How do you like your Jesus?
Do you prefer Him in a church setting with your favorite worship songs and the typical liturgy you would find in any given church on any given Sunday? Is He easier to encounter in an "Americanized" setting with all the trappings of our culture's religious tradition? Perhaps we feel most comfortable with Jesus when He makes an appearance in our coffee shops wearing skinny-jeans and TOMS. Regardless of how your culture encounters God or worships Him, nearly every Christian culture feels as though they have the edge on what Biblical Christianity is supposed to look like, the style of preaching that pleases God, and even the worship music that God prefers.
Lines are being drawn and people are taking sides.
As leaders, (and by leaders I mean anyone who has spiritual influence in the life of another), we must understand that we are living in a time where absolutely everything about God, our faith, and the Church is being questioned. This time, however, the questions aren't coming from an unbelieving world, but by God's very own people. Questions are being asked about whether or not a style of church service is pleasing to God. Everything is being called out; from calling synthesized worship music "demonic" to calling acoustic worship hymns "antiquated." We have pastors calling out pastors and churches calling out churches...

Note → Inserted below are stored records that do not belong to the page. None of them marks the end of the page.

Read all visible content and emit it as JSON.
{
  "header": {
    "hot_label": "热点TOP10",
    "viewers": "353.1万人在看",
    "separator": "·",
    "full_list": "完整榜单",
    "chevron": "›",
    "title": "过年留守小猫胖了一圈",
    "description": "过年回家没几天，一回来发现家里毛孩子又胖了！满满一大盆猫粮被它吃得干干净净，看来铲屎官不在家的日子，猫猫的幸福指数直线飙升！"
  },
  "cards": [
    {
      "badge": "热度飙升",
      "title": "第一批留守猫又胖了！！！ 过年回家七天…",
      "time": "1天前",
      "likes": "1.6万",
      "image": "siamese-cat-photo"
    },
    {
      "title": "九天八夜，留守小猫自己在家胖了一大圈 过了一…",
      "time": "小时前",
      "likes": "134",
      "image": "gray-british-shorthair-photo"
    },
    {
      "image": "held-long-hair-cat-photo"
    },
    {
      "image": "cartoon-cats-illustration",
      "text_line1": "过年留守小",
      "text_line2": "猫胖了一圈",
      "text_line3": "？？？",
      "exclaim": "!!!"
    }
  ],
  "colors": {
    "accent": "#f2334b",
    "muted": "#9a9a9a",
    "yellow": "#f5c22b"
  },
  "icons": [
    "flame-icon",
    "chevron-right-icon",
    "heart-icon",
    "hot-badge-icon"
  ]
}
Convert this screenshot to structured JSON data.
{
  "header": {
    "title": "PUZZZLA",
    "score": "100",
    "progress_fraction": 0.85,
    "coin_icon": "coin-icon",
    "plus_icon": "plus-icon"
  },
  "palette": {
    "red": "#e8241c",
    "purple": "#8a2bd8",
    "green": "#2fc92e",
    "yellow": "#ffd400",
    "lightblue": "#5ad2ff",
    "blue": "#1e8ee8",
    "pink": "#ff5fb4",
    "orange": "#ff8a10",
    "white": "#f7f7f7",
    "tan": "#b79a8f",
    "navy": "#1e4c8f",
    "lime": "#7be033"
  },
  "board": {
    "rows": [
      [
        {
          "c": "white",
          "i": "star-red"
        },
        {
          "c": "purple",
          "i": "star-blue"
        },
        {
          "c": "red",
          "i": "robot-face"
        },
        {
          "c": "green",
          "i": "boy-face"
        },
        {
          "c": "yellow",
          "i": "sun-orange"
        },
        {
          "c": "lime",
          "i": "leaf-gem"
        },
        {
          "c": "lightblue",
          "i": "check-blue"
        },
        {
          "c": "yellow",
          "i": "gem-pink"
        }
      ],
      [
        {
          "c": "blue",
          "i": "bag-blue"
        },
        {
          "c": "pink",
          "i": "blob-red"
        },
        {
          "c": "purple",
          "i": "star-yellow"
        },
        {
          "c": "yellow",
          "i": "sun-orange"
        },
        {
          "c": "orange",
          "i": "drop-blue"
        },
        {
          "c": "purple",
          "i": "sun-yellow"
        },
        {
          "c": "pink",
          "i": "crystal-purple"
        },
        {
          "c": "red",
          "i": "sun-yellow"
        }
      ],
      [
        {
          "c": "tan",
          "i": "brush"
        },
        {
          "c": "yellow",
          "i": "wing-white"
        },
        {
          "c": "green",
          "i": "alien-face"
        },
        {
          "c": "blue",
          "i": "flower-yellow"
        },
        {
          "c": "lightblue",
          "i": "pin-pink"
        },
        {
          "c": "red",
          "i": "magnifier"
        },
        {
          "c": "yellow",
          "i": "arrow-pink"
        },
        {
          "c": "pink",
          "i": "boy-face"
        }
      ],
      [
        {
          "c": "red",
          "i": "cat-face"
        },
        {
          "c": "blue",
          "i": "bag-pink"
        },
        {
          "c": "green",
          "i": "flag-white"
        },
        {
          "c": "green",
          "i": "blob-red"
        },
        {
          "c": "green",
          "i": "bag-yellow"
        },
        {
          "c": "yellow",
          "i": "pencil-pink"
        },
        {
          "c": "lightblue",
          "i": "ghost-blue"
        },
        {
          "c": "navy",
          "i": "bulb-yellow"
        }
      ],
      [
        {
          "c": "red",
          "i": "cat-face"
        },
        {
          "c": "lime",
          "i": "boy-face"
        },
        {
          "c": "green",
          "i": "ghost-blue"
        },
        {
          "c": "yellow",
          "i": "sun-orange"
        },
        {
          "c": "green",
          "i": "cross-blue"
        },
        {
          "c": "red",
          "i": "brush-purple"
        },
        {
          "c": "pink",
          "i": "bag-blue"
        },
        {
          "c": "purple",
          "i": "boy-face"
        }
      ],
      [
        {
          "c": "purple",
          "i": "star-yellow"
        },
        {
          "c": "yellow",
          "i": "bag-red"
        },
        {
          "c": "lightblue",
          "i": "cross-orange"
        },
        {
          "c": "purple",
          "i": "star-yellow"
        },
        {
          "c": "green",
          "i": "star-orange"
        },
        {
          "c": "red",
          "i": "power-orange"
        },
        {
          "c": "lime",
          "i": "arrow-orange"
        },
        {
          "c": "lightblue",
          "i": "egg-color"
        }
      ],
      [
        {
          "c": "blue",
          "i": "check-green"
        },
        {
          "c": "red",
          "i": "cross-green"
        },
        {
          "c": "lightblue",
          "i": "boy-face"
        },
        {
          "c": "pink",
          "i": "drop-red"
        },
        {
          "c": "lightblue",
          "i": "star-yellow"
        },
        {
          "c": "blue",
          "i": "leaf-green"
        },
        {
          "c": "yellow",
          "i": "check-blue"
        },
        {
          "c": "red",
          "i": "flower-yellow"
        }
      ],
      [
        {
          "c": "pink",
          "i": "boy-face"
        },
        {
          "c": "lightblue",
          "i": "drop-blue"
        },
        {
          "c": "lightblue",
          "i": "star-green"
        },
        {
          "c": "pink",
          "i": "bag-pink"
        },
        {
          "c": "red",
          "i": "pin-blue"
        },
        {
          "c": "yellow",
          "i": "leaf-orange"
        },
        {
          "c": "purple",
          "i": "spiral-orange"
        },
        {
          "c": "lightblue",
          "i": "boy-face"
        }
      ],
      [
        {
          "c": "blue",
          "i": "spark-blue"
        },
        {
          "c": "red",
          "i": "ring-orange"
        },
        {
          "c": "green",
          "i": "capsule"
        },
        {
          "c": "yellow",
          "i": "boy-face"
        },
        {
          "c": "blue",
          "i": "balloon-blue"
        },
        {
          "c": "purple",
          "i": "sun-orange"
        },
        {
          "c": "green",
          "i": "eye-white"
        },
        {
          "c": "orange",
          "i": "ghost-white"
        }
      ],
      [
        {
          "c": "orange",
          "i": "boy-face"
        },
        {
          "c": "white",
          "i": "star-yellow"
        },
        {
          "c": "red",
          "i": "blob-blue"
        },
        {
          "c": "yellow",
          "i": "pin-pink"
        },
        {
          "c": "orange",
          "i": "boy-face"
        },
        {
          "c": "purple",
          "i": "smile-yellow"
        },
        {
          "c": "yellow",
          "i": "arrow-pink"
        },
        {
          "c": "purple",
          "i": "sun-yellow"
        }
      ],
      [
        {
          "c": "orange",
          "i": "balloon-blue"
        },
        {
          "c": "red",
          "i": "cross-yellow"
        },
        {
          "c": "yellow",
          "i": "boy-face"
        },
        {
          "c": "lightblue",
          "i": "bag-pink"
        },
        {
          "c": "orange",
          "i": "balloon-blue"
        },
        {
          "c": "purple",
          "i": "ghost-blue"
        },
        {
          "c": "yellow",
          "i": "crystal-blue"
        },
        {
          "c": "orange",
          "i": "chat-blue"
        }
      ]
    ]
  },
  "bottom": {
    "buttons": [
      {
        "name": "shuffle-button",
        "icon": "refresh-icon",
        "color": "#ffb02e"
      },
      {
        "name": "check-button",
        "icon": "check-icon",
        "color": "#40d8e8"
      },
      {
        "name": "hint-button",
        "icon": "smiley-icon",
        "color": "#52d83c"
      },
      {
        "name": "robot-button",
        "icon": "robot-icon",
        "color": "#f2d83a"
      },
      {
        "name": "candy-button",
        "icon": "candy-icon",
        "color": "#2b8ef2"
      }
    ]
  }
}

...but we would be foolish to think this hasn't happened before.
This battle has been fought within the body of Christ for years. In fact, it's as old as the very beginnings of the Church itself. I wonder if the Church "monday-morning-quarterbacked" Paul when he took the cultural/relational stance with reaching people and said that he "becomes all things to all people so that he may win them to Christ."
That had to be a little messy.
So what do we do? Pick our favorite side? Draw our own line in the sand? Build our ministries into monuments of our personal conviction as opposed to a reflection of Jesus? I hope not. In fact, I don't believe the answer is in being the loudest in this argument or even proving who is right and who is wrong. The answer is found in what our walk with God looks like when we aren't in the pulpit, blogging behind a keyboard, or leading a small group. It's who we are when it's just us meeting with God in the wild.
Now before you dismiss my question as an attempt to call people to some bohemian-style of Christianity, please allow me to paint a picture of what I mean. Say you were born on a desert island, away from world and "Christian culture." You don't have the latest fashion trends to say that you're relevant. There is no weekly service to "plug into." There isn't even a style of music you can listen to to make you "feel closer to God."
You are, in essence, a cultureless Christian.
Then suddenly, one day, Jesus reveals Himself to you in person, hands you a Bible, and says, "Follow me." How, then, would you go about worshiping Him, or praying to Him, or even singing songs of praise to Him? Furthermore, what steps would you take to ensure that your relationship with Him grew on a daily basis? There would be no precedent set that tells you how to pursue God, no liturgy, and no culture based on Christian tradition.
How would you know God in the wild?
For many of us, this is a scary thought. It's scary because the majority of Christians are more in love with a Christian culture as opposed to the Christ of their culture. If many Believers were on that desert island left only with the Word of God and the clothes on their back, they wouldn't know how to encounter their Creator without a preacher or a Christian radio station telling them how to do so.
I'm not saying that you need to leave your churches, sew together fig leaves for your clothes, and live in the woods behind your house. Not at all. On the contrary, I'm challenging us as followers of Jesus Christ to get to know our God on a relational level before we get to know Him on a religious level. Allow that relationship to determine the culture of your life and not what the latest article of RELEVANT magazine says it should be. If this can occur personally, then I believe we would corporately see our churches transformed into a hospital for sinners as opposed to a nursing home for the egos of its saints. This would, in turn, cause Christianity in our community to become contagious and not commonplace.
This may seem radical, and even risky, for many of us, but as Judah Smith puts it, "A man with a Savior does not play it safe."